Love it! Its how it used to be and hopefully will be again. Taking responsibility for your own life and choices *should* be a no-brainer. Everything the government touches turns to lead - the sidaM touch.

kmk - re the grandkids: it says they have their first kid at 32, not only :)

Constable Barrios said...

Joe at 5:45 AM... No.. it is intentional. You missed the clues to Atlas Shrugged: "Age 35: Upon the first successful implant of a lung in a human clinical trial, Dominique celebrates with her colleagues, Francisco and Dagny.
" Francisco D'Agosta and Dagny Taggard... And to Fountainhead "...architect named Howard..." So this is clearly a homage to Ayn Rand's objectivism. And one of the cornesrstones is that selfishness is indeed the highest ideal.
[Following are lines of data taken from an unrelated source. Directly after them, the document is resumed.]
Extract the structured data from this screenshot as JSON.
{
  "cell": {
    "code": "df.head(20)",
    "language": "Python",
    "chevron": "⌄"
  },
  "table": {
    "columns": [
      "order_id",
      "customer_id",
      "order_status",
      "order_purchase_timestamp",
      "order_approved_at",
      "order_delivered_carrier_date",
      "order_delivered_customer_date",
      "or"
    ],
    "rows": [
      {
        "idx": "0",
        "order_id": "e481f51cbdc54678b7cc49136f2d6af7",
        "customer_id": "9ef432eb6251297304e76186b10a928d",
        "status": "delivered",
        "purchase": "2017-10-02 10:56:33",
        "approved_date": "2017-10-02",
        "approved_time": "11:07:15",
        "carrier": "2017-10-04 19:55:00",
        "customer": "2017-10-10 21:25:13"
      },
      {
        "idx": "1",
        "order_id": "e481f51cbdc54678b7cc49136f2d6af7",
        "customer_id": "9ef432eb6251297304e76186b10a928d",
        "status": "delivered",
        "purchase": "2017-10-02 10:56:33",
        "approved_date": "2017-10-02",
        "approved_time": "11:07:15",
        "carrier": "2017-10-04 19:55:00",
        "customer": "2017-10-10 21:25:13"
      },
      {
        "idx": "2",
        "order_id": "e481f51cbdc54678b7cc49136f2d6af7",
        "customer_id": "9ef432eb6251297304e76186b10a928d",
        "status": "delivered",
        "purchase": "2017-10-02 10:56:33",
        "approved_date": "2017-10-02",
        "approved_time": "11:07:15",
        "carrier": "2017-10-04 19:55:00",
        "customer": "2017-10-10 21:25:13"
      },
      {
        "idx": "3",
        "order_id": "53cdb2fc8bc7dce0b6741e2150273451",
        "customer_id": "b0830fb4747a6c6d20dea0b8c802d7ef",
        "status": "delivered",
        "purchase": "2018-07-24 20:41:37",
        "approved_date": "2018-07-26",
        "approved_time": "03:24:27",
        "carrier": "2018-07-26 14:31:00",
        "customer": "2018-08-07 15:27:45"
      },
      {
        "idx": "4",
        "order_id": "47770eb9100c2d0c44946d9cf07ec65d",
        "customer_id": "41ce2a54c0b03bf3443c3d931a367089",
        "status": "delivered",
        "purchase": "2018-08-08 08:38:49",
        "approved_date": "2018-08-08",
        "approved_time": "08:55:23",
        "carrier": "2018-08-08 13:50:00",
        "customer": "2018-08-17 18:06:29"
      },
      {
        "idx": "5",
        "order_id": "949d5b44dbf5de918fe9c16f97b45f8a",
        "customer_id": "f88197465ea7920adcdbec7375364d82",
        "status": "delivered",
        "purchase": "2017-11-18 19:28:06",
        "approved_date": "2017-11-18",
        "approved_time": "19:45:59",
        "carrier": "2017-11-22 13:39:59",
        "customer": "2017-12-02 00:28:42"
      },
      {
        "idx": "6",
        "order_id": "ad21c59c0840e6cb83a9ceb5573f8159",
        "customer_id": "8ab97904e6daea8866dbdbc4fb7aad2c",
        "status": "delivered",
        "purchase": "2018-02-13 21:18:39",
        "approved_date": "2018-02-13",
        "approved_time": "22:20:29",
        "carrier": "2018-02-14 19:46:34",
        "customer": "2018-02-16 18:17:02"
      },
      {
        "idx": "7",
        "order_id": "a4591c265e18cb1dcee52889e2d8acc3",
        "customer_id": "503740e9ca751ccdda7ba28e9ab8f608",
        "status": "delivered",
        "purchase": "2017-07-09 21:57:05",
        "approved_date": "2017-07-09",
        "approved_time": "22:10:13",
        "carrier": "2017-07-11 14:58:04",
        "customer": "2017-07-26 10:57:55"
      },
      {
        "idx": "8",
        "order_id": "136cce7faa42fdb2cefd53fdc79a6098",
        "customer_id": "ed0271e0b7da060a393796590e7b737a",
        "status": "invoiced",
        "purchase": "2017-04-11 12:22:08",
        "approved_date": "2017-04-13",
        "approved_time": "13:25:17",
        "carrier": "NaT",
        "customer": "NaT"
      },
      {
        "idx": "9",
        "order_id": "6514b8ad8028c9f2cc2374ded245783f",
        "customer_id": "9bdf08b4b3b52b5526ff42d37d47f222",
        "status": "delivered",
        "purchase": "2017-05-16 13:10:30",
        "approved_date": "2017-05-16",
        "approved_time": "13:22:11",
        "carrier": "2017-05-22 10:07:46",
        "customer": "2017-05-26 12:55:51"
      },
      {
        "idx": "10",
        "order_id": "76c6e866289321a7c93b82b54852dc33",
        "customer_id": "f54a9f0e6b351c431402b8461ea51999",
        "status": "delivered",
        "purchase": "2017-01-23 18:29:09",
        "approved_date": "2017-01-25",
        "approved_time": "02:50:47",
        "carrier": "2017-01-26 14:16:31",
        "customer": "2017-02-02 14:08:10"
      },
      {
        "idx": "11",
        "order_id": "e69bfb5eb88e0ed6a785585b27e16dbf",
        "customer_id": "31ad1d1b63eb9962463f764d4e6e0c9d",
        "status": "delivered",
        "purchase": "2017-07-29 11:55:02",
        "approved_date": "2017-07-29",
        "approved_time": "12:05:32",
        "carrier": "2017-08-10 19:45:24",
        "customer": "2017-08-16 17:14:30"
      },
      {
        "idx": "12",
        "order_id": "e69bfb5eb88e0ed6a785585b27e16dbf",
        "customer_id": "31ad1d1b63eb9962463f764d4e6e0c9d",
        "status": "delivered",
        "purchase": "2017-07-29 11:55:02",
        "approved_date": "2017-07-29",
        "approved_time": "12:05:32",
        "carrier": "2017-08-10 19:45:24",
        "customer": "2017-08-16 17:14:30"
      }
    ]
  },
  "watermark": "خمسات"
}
Nothing incompatible with ethics or even charity AND selfishness.

Seerak said...

I like the positive focus of this one, but someone needs to do a "life of X" (if not done already) where someone gets frustrated and held back by government at every step, using real examples.

Bryan said...

This story is as fantastic (i.e. based in fantasy) as the Life of Julia. There are two critical differences. One, this fantasy could actually happen because the sky only limits governments and not individuals or groups of individuals. Two, it's positive and uplifting! Well done.

Roark Wolfe said...

Thanks everybody. And yes, the selfishness part was VERY intentional.

I can check getting an Instapundit link off my Bucket List!